What did she know? What had she found out? Had she seen her father and talked to him? That was scarcely possible, since her mother had been ill and she had left at once. Austen had asked himself these questions many times, and was no nearer the solution. He had heard nothing of her since, and he told himself that perhaps it was better, after all, that she was still away. To know that she was at Fairview, and not to be able to see her, were torture indeed.
The note was formal enough, and at times he pretended to be glad that it was. How could it be otherwise? And why should he interpret her interest in him in other terms than those in which it was written? She had a warm heart--that he knew; and he felt for her sake that he had no right to wish for more than the note expressed. After several unsuccessful attempts; he had answered it in a line, "I thank you, and I understand."
THE "BOOK OF ARGUMENTS" IS OPENED
The Honourable Hilary Vane returned that day from Fairview in no very equable frame of mind. It is not for us to be present at the Councils on the Palatine when the "Book of Arguments" is opened, and those fitting the occasion are chosen and sent out to the faithful who own printing- presses and free passes. The Honourable Hilary Vane bore away from the residence of his emperor a great many memoranda in an envelope, and he must have sighed as he drove through the leafy roads for Mr. Hamilton Tooting, with his fertile mind and active body. A year ago, and Mr. Tooting would have seized these memoranda of majesty, and covered their margins with new suggestions: Mr.
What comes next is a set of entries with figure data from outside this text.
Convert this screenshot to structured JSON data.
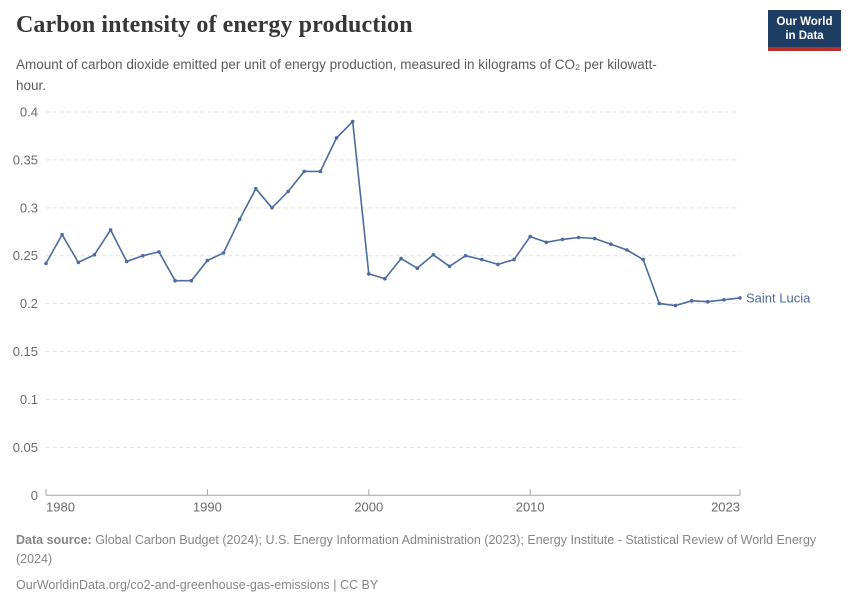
{
  "header": {
    "logo": {
      "line1": "Our World",
      "line2": "in Data",
      "bg_color": "#1d3d63",
      "accent_color": "#b82e2e"
    }
  },
  "chart_data": {
    "type": "line",
    "title": "Carbon intensity of energy production",
    "subtitle": "Amount of carbon dioxide emitted per unit of energy production, measured in kilograms of CO₂ per kilowatt-hour.",
    "xlabel": "",
    "ylabel": "",
    "xlim": [
      1980,
      2023
    ],
    "ylim": [
      0,
      0.4
    ],
    "x_ticks": [
      1980,
      1990,
      2000,
      2010,
      2023
    ],
    "y_ticks": [
      0,
      0.05,
      0.1,
      0.15,
      0.2,
      0.25,
      0.3,
      0.35,
      0.4
    ],
    "grid": "horizontal dashed",
    "legend_position": "end-of-line label",
    "series": [
      {
        "name": "Saint Lucia",
        "color": "#4c6b9e",
        "x": [
          1980,
          1981,
          1982,
          1983,
          1984,
          1985,
          1986,
          1987,
          1988,
          1989,
          1990,
          1991,
          1992,
          1993,
          1994,
          1995,
          1996,
          1997,
          1998,
          1999,
          2000,
          2001,
          2002,
          2003,
          2004,
          2005,
          2006,
          2007,
          2008,
          2009,
          2010,
          2011,
          2012,
          2013,
          2014,
          2015,
          2016,
          2017,
          2018,
          2019,
          2020,
          2021,
          2022,
          2023
        ],
        "values": [
          0.242,
          0.272,
          0.243,
          0.251,
          0.277,
          0.244,
          0.25,
          0.254,
          0.224,
          0.224,
          0.245,
          0.253,
          0.288,
          0.32,
          0.3,
          0.317,
          0.338,
          0.338,
          0.373,
          0.39,
          0.231,
          0.226,
          0.247,
          0.237,
          0.251,
          0.239,
          0.25,
          0.246,
          0.241,
          0.246,
          0.27,
          0.264,
          0.267,
          0.269,
          0.268,
          0.262,
          0.256,
          0.246,
          0.2,
          0.198,
          0.203,
          0.202,
          0.204,
          0.206
        ]
      }
    ]
  },
  "footer": {
    "datasource_label": "Data source:",
    "datasource_text": " Global Carbon Budget (2024); U.S. Energy Information Administration (2023); Energy Institute - Statistical Review of World Energy (2024)",
    "license_line": "OurWorldinData.org/co2-and-greenhouse-gas-emissions | CC BY"
  }
}
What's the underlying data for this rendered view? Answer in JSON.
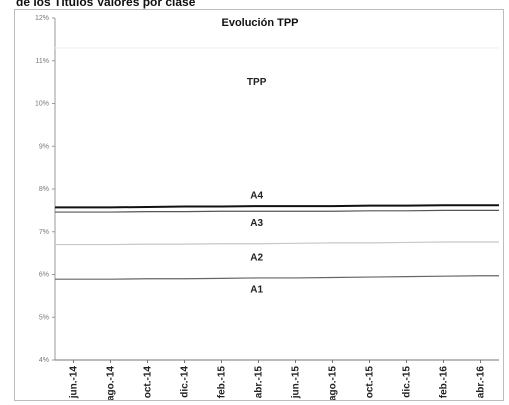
{
  "heading": "de los Títulos Valores por clase",
  "chart_data": {
    "type": "line",
    "title": "Evolución TPP",
    "xlabel": "",
    "ylabel": "",
    "x": [
      "jun.-14",
      "ago.-14",
      "oct.-14",
      "dic.-14",
      "feb.-15",
      "abr.-15",
      "jun.-15",
      "ago.-15",
      "oct.-15",
      "dic.-15",
      "feb.-16",
      "abr.-16"
    ],
    "ylim": [
      4,
      12
    ],
    "y_ticks": [
      "4%",
      "5%",
      "6%",
      "7%",
      "8%",
      "9%",
      "10%",
      "11%",
      "12%"
    ],
    "grid": false,
    "series": [
      {
        "name": "TPP",
        "values": [
          11.3,
          11.3,
          11.3,
          11.3,
          11.3,
          11.3,
          11.3,
          11.3,
          11.3,
          11.3,
          11.3,
          11.3
        ],
        "color": "#f0f0f0",
        "label_pos": [
          5.45,
          10.5
        ]
      },
      {
        "name": "A4",
        "values": [
          7.57,
          7.57,
          7.58,
          7.59,
          7.59,
          7.6,
          7.6,
          7.6,
          7.61,
          7.61,
          7.62,
          7.62
        ],
        "color": "#111111",
        "label_pos": [
          5.45,
          7.85
        ]
      },
      {
        "name": "A3",
        "values": [
          7.46,
          7.46,
          7.47,
          7.47,
          7.48,
          7.48,
          7.48,
          7.48,
          7.49,
          7.49,
          7.5,
          7.5
        ],
        "color": "#555555",
        "label_pos": [
          5.45,
          7.2
        ]
      },
      {
        "name": "A2",
        "values": [
          6.7,
          6.7,
          6.71,
          6.71,
          6.72,
          6.72,
          6.73,
          6.74,
          6.74,
          6.75,
          6.76,
          6.76
        ],
        "color": "#c8c8c8",
        "label_pos": [
          5.45,
          6.4
        ]
      },
      {
        "name": "A1",
        "values": [
          5.89,
          5.89,
          5.9,
          5.9,
          5.91,
          5.92,
          5.92,
          5.93,
          5.94,
          5.95,
          5.96,
          5.97
        ],
        "color": "#666666",
        "label_pos": [
          5.45,
          5.65
        ]
      }
    ]
  }
}
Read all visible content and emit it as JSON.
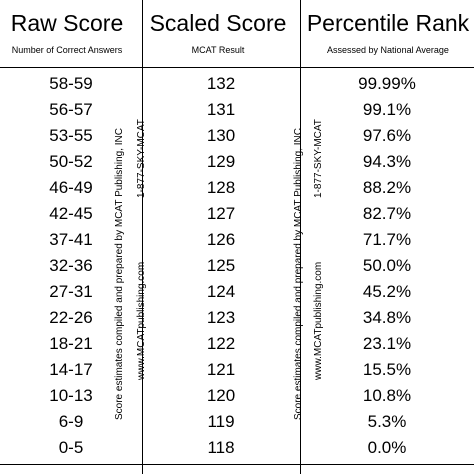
{
  "headers": {
    "raw": {
      "title": "Raw Score",
      "subtitle": "Number of Correct Answers"
    },
    "scaled": {
      "title": "Scaled Score",
      "subtitle": "MCAT Result"
    },
    "percentile": {
      "title": "Percentile Rank",
      "subtitle": "Assessed by National Average"
    }
  },
  "rows": [
    {
      "raw": "58-59",
      "scaled": "132",
      "percentile": "99.99%"
    },
    {
      "raw": "56-57",
      "scaled": "131",
      "percentile": "99.1%"
    },
    {
      "raw": "53-55",
      "scaled": "130",
      "percentile": "97.6%"
    },
    {
      "raw": "50-52",
      "scaled": "129",
      "percentile": "94.3%"
    },
    {
      "raw": "46-49",
      "scaled": "128",
      "percentile": "88.2%"
    },
    {
      "raw": "42-45",
      "scaled": "127",
      "percentile": "82.7%"
    },
    {
      "raw": "37-41",
      "scaled": "126",
      "percentile": "71.7%"
    },
    {
      "raw": "32-36",
      "scaled": "125",
      "percentile": "50.0%"
    },
    {
      "raw": "27-31",
      "scaled": "124",
      "percentile": "45.2%"
    },
    {
      "raw": "22-26",
      "scaled": "123",
      "percentile": "34.8%"
    },
    {
      "raw": "18-21",
      "scaled": "122",
      "percentile": "23.1%"
    },
    {
      "raw": "14-17",
      "scaled": "121",
      "percentile": "15.5%"
    },
    {
      "raw": "10-13",
      "scaled": "120",
      "percentile": "10.8%"
    },
    {
      "raw": "6-9",
      "scaled": "119",
      "percentile": "5.3%"
    },
    {
      "raw": "0-5",
      "scaled": "118",
      "percentile": "0.0%"
    }
  ],
  "credits": {
    "line1": "Score estimates compiled and prepared by MCAT Publishing, INC",
    "phone": "1-877-SKY-MCAT",
    "website": "www.MCATpublishing.com"
  }
}
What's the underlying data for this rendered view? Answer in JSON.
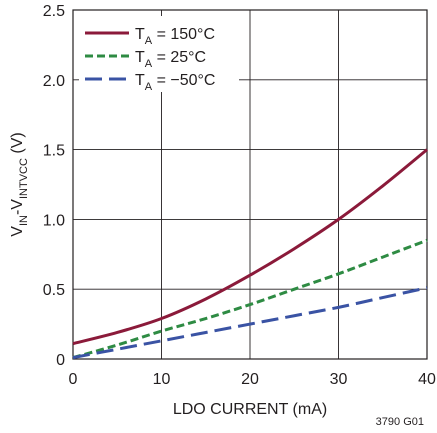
{
  "chart_data": {
    "type": "line",
    "xlabel": "LDO CURRENT (mA)",
    "ylabel": {
      "parts": [
        {
          "text": "V",
          "sub": false
        },
        {
          "text": "IN",
          "sub": true
        },
        {
          "text": "-V",
          "sub": false
        },
        {
          "text": "INTVCC",
          "sub": true
        },
        {
          "text": " (V)",
          "sub": false
        }
      ]
    },
    "xlim": [
      0,
      40
    ],
    "ylim": [
      0,
      2.5
    ],
    "xticks": [
      {
        "value": 0,
        "label": "0"
      },
      {
        "value": 10,
        "label": "10"
      },
      {
        "value": 20,
        "label": "20"
      },
      {
        "value": 30,
        "label": "30"
      },
      {
        "value": 40,
        "label": "40"
      }
    ],
    "yticks": [
      {
        "value": 0,
        "label": "0"
      },
      {
        "value": 0.5,
        "label": "0.5"
      },
      {
        "value": 1.0,
        "label": "1.0"
      },
      {
        "value": 1.5,
        "label": "1.5"
      },
      {
        "value": 2.0,
        "label": "2.0"
      },
      {
        "value": 2.5,
        "label": "2.5"
      }
    ],
    "grid": true,
    "legend_position": "top-left",
    "figure_id": "3790 G01",
    "series": [
      {
        "name": {
          "main": "T",
          "sub": "A",
          "rest": " = 150°C"
        },
        "color": "#8b1a3a",
        "dash": "solid",
        "x": [
          0,
          5,
          10,
          15,
          20,
          25,
          30,
          35,
          40
        ],
        "y": [
          0.11,
          0.19,
          0.29,
          0.43,
          0.6,
          0.79,
          1.0,
          1.24,
          1.5
        ]
      },
      {
        "name": {
          "main": "T",
          "sub": "A",
          "rest": " = 25°C"
        },
        "color": "#2e8b43",
        "dash": "short",
        "x": [
          0,
          5,
          10,
          15,
          20,
          25,
          30,
          35,
          40
        ],
        "y": [
          0.01,
          0.1,
          0.2,
          0.29,
          0.39,
          0.5,
          0.61,
          0.73,
          0.85
        ]
      },
      {
        "name": {
          "main": "T",
          "sub": "A",
          "rest": " = −50°C"
        },
        "color": "#3a53a4",
        "dash": "long",
        "x": [
          0,
          5,
          10,
          15,
          20,
          25,
          30,
          35,
          40
        ],
        "y": [
          0.01,
          0.07,
          0.13,
          0.19,
          0.25,
          0.31,
          0.37,
          0.44,
          0.51
        ]
      }
    ]
  }
}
Tooting, on occasions, had even made additions to the "Book of Arguments" itself--additions which had been used in New York and other States with telling effect against Mr. Crewes there. Mr. Tooting knew by heart the time of going to press of every country newspaper which had passes (in exchange for advertising!). It was two o'clock when the Honourable Hilary ,reached his office, and by three all the edicts would have gone forth, and the grape-shot and canister would have been on their way to demolish the arrogance of this petty Lord of Leith..
"Tooting's a dangerous man, Vane. You oughtn't to have let him go," Mr. Flint had said. "I don't care a snap of my finger for the other fellow."
How Mr. Tooting's ears would have burned, and how his blood would have sung with pride to have heard himself called dangerous by the president of the Northeastern!
He who, during all the valuable years of his services, had never had a sign that that potentate was cognizant of his humble existence.
The Honourable Brush Bascom, as we know, was a clever man; and although it had never been given him to improve on the "Book of Arguments," he had ideas of his own. On reading Mr. Crewe's defiance that morning, he had, with characteristic promptitude and a desire to be useful, taken the first train out of Putnam for Ripton, to range himself by the side of the Honourable Hilary in the hour of need. The Feudal System anticipates, and Mr. Bascom did not wait for a telegram.